Intégrité structurelle : 10/10
Que seraient tous ces beaux chapitres sans un cadre de choix ? Dans Batman Mythology - La Batcave, on avait tout autant d'épisodes qualitatifs mais on les appréciait relativement moins du fait de leur agencement, qui nous faisait faire des grands-écarts entres les époques et brisait l'immersion. Ici, l'éditeur est parvenu à préserver à la fois l'intérêt d'un découpage thématique et la cohérence d'un enchainement chronologique. Résultat : on est face à un ensemble coordonné et logique qui nous entraîne en douceur à travers les décennies sans rupture artistique trop dérangeante.

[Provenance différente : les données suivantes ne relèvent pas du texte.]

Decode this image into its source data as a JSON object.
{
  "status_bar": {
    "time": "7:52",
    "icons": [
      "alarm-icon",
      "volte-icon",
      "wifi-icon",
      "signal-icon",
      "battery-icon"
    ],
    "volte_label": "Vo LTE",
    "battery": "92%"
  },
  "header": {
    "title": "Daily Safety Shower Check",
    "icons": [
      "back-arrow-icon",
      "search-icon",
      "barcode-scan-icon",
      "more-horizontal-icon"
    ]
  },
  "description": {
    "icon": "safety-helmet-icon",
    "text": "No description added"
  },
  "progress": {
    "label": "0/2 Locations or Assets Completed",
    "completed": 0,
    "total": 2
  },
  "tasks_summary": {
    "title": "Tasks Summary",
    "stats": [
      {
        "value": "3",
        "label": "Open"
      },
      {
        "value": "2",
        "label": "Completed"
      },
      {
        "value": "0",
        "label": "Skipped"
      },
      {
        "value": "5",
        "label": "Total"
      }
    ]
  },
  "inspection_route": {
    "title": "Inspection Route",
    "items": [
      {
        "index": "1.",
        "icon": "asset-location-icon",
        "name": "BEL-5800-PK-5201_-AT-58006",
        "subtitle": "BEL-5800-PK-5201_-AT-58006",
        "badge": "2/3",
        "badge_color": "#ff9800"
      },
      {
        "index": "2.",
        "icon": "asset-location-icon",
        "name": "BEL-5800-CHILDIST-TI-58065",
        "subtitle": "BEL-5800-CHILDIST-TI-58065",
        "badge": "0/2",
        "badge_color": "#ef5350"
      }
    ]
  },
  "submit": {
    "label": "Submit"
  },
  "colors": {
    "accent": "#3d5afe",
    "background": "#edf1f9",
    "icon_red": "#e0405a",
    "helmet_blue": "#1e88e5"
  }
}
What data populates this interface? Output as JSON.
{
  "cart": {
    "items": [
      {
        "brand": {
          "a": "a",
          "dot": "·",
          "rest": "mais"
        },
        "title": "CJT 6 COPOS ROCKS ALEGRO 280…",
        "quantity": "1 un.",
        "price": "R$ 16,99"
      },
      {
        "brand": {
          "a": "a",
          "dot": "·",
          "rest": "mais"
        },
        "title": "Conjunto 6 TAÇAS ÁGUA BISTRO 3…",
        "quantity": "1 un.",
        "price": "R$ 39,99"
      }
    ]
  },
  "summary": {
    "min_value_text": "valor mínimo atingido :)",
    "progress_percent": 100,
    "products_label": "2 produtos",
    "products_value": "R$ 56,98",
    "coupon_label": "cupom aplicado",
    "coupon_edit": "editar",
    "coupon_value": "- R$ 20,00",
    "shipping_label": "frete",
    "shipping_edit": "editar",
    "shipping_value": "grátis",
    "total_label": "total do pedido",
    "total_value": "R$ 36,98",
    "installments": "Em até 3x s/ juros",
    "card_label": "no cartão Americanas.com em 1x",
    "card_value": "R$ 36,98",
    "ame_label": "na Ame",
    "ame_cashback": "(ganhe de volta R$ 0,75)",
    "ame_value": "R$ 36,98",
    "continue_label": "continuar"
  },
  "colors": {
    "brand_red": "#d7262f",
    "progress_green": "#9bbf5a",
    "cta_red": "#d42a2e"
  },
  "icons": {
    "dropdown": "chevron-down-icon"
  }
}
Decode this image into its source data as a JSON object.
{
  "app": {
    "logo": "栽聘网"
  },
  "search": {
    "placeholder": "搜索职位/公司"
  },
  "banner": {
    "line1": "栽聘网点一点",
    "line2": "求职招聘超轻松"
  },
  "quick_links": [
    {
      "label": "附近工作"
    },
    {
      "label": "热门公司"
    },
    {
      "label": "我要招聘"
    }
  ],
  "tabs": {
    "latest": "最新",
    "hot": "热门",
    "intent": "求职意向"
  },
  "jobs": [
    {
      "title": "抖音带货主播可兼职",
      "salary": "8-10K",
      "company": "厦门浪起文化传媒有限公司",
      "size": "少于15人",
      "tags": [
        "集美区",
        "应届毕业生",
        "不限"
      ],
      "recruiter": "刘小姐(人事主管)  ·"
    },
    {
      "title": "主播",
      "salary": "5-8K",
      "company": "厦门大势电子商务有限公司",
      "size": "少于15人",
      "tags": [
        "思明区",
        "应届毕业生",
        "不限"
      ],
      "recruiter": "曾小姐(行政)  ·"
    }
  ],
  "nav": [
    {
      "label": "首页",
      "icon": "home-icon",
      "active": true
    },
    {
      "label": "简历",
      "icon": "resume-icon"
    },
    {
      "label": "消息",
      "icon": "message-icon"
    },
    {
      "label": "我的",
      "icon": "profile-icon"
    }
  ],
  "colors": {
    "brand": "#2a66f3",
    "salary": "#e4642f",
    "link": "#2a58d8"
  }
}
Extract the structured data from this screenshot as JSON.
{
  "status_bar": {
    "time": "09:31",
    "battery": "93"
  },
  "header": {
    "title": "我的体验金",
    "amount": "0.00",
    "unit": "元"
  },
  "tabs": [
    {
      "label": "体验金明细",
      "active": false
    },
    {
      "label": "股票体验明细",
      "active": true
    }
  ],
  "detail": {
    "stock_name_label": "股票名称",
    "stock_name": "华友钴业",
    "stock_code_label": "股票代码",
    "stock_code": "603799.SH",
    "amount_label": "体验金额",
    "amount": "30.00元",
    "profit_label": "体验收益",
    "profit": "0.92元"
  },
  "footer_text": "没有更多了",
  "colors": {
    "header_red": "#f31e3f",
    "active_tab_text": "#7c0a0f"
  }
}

Et en point d'orgue de l'anthologie : Le Démolisseur, exceptionnelle mini-série qui rend hommage à l'architecture de Gotham, et marque son entrée dans l'univers fixé par le film de Burton qu'on lui connaît encore aujourd'hui. À l'instar de Batman Arkham - Double-Face qui nous gratifiait d'une mini-série intégrale de très grand cru (Visages de Wagner), l'irruption d'une intégrale au milieu d'un enchainement de chapitres épars solidifie pour ainsi dire toute la structure.
Un mot également à propos du dernier passage de l'anthologie : Taudis et chariots, une histoire de la vieille Gotham, texte de Denis O'Neil qui se présente comme un récit historique fictif de la fondation de Gotham. Agrémenté des dessins de recherche d'Anton Furst le chef décorateur oscarisé de Tim Burton sur son Batman, on a qu'une chose à demander : à quand une publication intégrale en librairie ?
Après avoir attisé notre curiosité avec La Batcave, Urban Comics transforme l'essai avec Gotham City et nous propose une anthologie beaucoup plus aboutie que le premier volume. La perfection n'est pas encore là (on ne désespère pas de voir un jour dans la série une satanée préface comme Urban sait pourtant si bien les faire), mais entre les ajustements de structure et les partis-pris de sélection de chapitres, on est clairement face à un album bien plus consistant que le premier, qui s'en sortait déjà très bien dans son genre. Urban Comics est donc lancé sur la bonne voie, il ne nous reste plus qu'à attendre la suite (consacrée à Bruce Wayne).